Thursday, 7 June 2018


For each of us, there is a golden time in our lives, a period we look back on, where everything seemed rosy, where setbacks were few, and which we wish we could recreate tomorrow. It is but a pleasant memory, which rarely can be rekindled, as time and circumstances move inevitably on. Such nostalgia is not a problem. Indeed, it can be quite a positive experience. The only difficulty emerges when we try to recreate it, and fail to appreciate it was a snapshot in time that has gone forever.

For the current Labour-led Government, the golden time appears to be the era of the third Labour Government between 1972 and 1975. This was the era where bold decisions were made that stood out in stark relief to the years of conformity and complacency during the 1950s and 1960s.

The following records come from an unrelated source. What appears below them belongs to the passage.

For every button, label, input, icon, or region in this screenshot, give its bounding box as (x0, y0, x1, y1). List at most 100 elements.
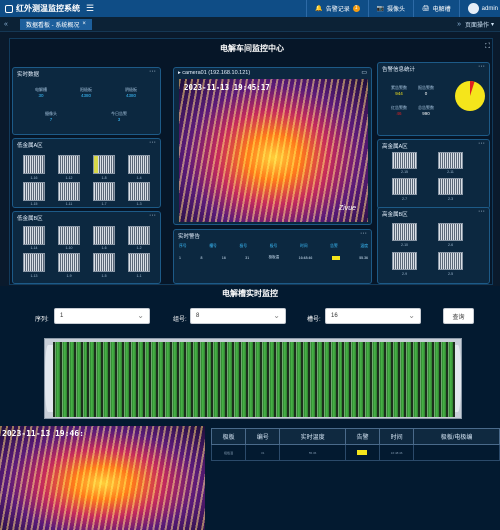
electrode-plate[interactable] (440, 342, 446, 417)
more-icon[interactable]: ··· (478, 63, 485, 70)
electrode-plate[interactable] (61, 342, 67, 417)
close-icon[interactable]: × (82, 21, 86, 27)
tank-cell[interactable] (23, 253, 45, 272)
electrode-plate[interactable] (213, 342, 219, 417)
electrode-plate[interactable] (165, 342, 171, 417)
electrode-plate[interactable] (433, 342, 439, 417)
electrode-plate[interactable] (254, 342, 260, 417)
electrode-plate[interactable] (385, 342, 391, 417)
alarm-table-row[interactable]: 1 8 16 31 极板温 16:48:46 55.36 (179, 255, 368, 260)
electrode-plate[interactable] (309, 342, 315, 417)
electrode-plate[interactable] (399, 342, 405, 417)
electrode-plate[interactable] (137, 342, 143, 417)
electrode-plate[interactable] (151, 342, 157, 417)
tank-cell[interactable] (23, 226, 45, 245)
tank-cell[interactable] (438, 178, 463, 195)
tab-dashboard[interactable]: 数据看板 - 系统概况 × (20, 18, 92, 30)
electrode-plate[interactable] (130, 342, 136, 417)
electrode-plate[interactable] (158, 342, 164, 417)
tank-cell[interactable] (58, 182, 80, 201)
query-button[interactable]: 查询 (443, 308, 474, 324)
tank-cell[interactable] (438, 223, 463, 241)
electrode-plate[interactable] (275, 342, 281, 417)
tank-cell[interactable] (58, 226, 80, 245)
electrode-plate[interactable] (420, 342, 426, 417)
electrode-plate[interactable] (75, 342, 81, 417)
tank-no-select[interactable]: 8 ⌄ (190, 308, 286, 324)
camera-button[interactable]: 📷 摄像头 (367, 0, 414, 17)
tank-cell[interactable] (58, 253, 80, 272)
seq-select[interactable]: 1 ⌄ (54, 308, 150, 324)
fullscreen-icon[interactable]: ⛶ (485, 43, 490, 51)
more-icon[interactable]: ··· (149, 139, 156, 146)
tank-cell[interactable] (392, 178, 417, 195)
electrode-plate[interactable] (110, 342, 116, 417)
bottom-thermal-image[interactable]: 2023-11-13 19:46: (0, 426, 205, 530)
electrode-plate[interactable] (68, 342, 74, 417)
electrode-plate[interactable] (82, 342, 88, 417)
tank-cell[interactable] (93, 182, 115, 201)
electrode-plate[interactable] (234, 342, 240, 417)
electrode-plate[interactable] (392, 342, 398, 417)
electrode-plate[interactable] (337, 342, 343, 417)
thermal-image[interactable]: 2023-11-13 19:45:17 Zivue (179, 79, 368, 222)
tank-cell[interactable] (392, 252, 417, 270)
electrode-plate[interactable] (123, 342, 129, 417)
more-icon[interactable]: ··· (478, 208, 485, 215)
tank-cell[interactable] (128, 155, 150, 174)
tank-button[interactable]: 🖨 电解槽 (413, 0, 459, 17)
electrode-plate[interactable] (199, 342, 205, 417)
tank-cell[interactable] (392, 223, 417, 241)
electrode-plate[interactable] (172, 342, 178, 417)
tab-scroll-left-icon[interactable]: « (0, 21, 12, 28)
electrode-plate[interactable] (323, 342, 329, 417)
electrode-plate[interactable] (351, 342, 357, 417)
tank-cell[interactable] (128, 182, 150, 201)
electrode-plate[interactable] (330, 342, 336, 417)
video-icon[interactable]: ▭ (361, 69, 367, 76)
electrode-plate[interactable] (413, 342, 419, 417)
electrode-plate[interactable] (192, 342, 198, 417)
tank-cell[interactable] (23, 182, 45, 201)
electrode-plate[interactable] (103, 342, 109, 417)
tank-cell[interactable] (128, 253, 150, 272)
electrode-plate[interactable] (227, 342, 233, 417)
page-ops-menu[interactable]: 页面操作 (465, 20, 491, 29)
electrode-plate[interactable] (220, 342, 226, 417)
electrode-plate[interactable] (303, 342, 308, 417)
table-row[interactable]: 极板温 31 55.36 16:48:46 (210, 444, 500, 461)
tank-cell[interactable] (438, 252, 463, 270)
electrode-plate[interactable] (206, 342, 212, 417)
electrode-plate[interactable] (378, 342, 384, 417)
tank-cell[interactable] (93, 155, 115, 174)
user-menu[interactable]: admin (458, 0, 500, 17)
more-icon[interactable]: ··· (149, 212, 156, 219)
alarm-record-button[interactable]: 🔔 告警记录 1 (306, 0, 367, 17)
tank-cell[interactable] (23, 155, 45, 174)
electrode-plate[interactable] (247, 342, 253, 417)
tank-cell[interactable] (93, 253, 115, 272)
electrode-plate[interactable] (179, 342, 184, 417)
slot-select[interactable]: 16 ⌄ (325, 308, 421, 324)
more-icon[interactable]: ··· (149, 68, 156, 75)
electrode-plate[interactable] (289, 342, 295, 417)
electrode-plate[interactable] (316, 342, 322, 417)
tank-cell[interactable] (58, 155, 80, 174)
more-icon[interactable]: ··· (478, 140, 485, 147)
electrode-plate[interactable] (427, 342, 432, 417)
electrode-plate[interactable] (371, 342, 377, 417)
electrode-plate[interactable] (282, 342, 288, 417)
electrode-plate[interactable] (365, 342, 370, 417)
electrode-plate[interactable] (89, 342, 95, 417)
electrode-plate[interactable] (447, 342, 453, 417)
electrode-plate[interactable] (241, 342, 246, 417)
tank-cell[interactable] (93, 226, 115, 245)
tank-cell[interactable] (438, 152, 463, 169)
electrode-plate[interactable] (358, 342, 364, 417)
hamburger-icon[interactable]: ☰ (86, 3, 94, 14)
electrode-plate[interactable] (268, 342, 274, 417)
electrode-plate[interactable] (261, 342, 267, 417)
electrode-plate[interactable] (55, 342, 60, 417)
electrode-plate[interactable] (344, 342, 350, 417)
electrode-plate[interactable] (144, 342, 150, 417)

China was recognised; the troops were brought home from Vietnam; the Springbok Tour was stopped; the French were taken to the World Court over nuclear testing in the Pacific and nuclear ship visits to New Zealand were suspended. Colour television and the second state-run channel were introduced; beneficiaries received a Christmas bonus; and the Queen Elizabeth Arts Council and the Waitangi Tribunal were established. A bold superannuation scheme we still hanker after was briefly put in place. There was talk of  a new city being built at Rolleston near Christchurch and a national Ohu scheme, based on Israel's kibbutz system, was mooted for young people interested in communal living.

Heady days indeed. but it all came crashing down after the impact of the 1973 Oil Shock. Unemployment  (which at one stage had been literally one person) and shortages of materials began to soar, delaying housing and commercial and industrial development; the Government was forced to borrow massively overseas to meet the soaring oil bill; inflation, which Labour had promised to "knock for six" exploded threefold; and, the Labour Government was swept ignominiously from office after just three years.

Yet, today, nearly 50 years later, it is the idealism, not the failure, that is remembered so wistfully. Ministers in the present Government, many of whom who were some years away from being born then, seem to yearn for a return to those apparently idyllic and simpler times.
There are a couple of lessons from the fate of the third Labour Government that the present administration seems unwilling to confront. The first is that the politics of the grand gesture - in this case, the establishment of the billion dollar Provincial Growth Fund, or the Kiwibuild promise of 100,000 new affordable homes, or the decision to stop oil and gas exploration, come to mind - have to be followed by actions of substance. Otherwise, the bold gesture begins to look like a hollow lie.

The second lesson to learn is the constraint of moving at a pace and direction the public feels comfortable with, and avoiding getting too far ahead of public opinion. One of the reasons why the 1984-1990 Labour Government was able to make its radical changes was because the public generally believed change was overdue. Moreover, the Government was constantly explaining its actions and decisions, giving the dual sense of both assurance that it knew what it was doing, and that the public was being taken into its confidence. Once the public came to doubt both these things after 1987, that Government's demise was as swift and even more dramatic than in 1975.

It was the Spanish philosopher George Santayana who observed that those who cannot remember the past are condemned to repeat it. An ironic warning really, given that Santayana's work enjoyed a brief renaissance in the 1970s, with posters of his writings adorning the walls of many student flats, some 20 years after his death. In its nostalgia to recreate the spirit (or what the bumbling lawyer Denis Denuto better described as "the vibe" in the great Australian film, "The Castle") Labour could do well to remember the gentle words of Santayana.